I'm glad we now see things differently, and I think more clearly and correctly.
Doug
merry-go round horse
05-26-2005, 05:14 PM
Hey Joe momma :) I don't think you are the only one questioning your every movement. I like you have spent many ...MANY hours asking unanswerable questions. All I can tell you is that no one person can be that guilty of so much without really knowing the offense. I have finally come to the conclusion that people...and whole groups of them ..can be wrong. Some are closer to the middle and buy into the "culture" unquestionably. Other church goers are so on the fringe they are oblivious to anything good or bad going on. All in all , it is a culture. Cultures accept and embrace certain things. Our church embraces "DYNAMIC" leadership over honest and humility. They have had a dynamic leader for over 14 years. I wish you could get to the point where you can walk away and say..I'm not playing this game anymore. You would be surprised at how so few people will follow. The ones that do have the same concerns as you. Do you remember the story of t"The Emporer's New Clothes"? The little boy was honest about what was really there wasn't he.
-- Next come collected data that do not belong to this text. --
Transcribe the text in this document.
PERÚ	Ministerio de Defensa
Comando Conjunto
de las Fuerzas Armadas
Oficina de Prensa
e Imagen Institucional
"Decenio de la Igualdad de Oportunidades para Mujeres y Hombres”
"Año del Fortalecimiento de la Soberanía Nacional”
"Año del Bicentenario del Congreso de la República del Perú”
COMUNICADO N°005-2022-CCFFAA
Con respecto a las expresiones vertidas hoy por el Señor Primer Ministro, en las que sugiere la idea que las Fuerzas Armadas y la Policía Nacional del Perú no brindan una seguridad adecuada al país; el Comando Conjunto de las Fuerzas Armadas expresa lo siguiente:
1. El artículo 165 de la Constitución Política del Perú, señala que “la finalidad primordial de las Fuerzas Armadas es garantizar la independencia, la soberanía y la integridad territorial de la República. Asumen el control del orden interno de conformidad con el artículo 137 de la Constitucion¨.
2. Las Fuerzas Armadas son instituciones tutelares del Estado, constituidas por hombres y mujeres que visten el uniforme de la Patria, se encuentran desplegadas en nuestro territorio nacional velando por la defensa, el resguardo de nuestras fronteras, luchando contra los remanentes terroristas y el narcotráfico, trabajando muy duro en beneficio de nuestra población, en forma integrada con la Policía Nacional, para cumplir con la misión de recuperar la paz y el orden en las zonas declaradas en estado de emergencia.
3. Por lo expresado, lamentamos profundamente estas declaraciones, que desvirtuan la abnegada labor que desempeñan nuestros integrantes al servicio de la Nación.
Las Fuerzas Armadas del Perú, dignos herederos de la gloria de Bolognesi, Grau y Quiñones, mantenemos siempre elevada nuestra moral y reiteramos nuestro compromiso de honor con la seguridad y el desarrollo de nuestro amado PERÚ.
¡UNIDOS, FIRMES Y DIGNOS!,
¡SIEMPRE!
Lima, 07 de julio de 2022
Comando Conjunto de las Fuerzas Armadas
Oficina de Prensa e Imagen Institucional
Be assured that the best you can do for your family and loved ones is just to love them with the love of Christ (not a dysfunctional doormat love thought) Isn't God big enough to heal them as He will heal you. My sister had a grain of wisdom. Mybe the church didn't out grow their need for your type of input....maybe you outgrew their small ideas HMMM
Be assured...Jesus sees it all and weighs the motives. Ask Him to specifically show you anything that need confession. Satan deals in generalities...God is specific about our sins and needs for confesssion.
Hope You can heal soon, MGRH
PS....Yeah...I think we do go to the same church...it is a kind of "churchianty" mindset that is destroying the true message of the gospel. Very tragic!!!!!!!!!!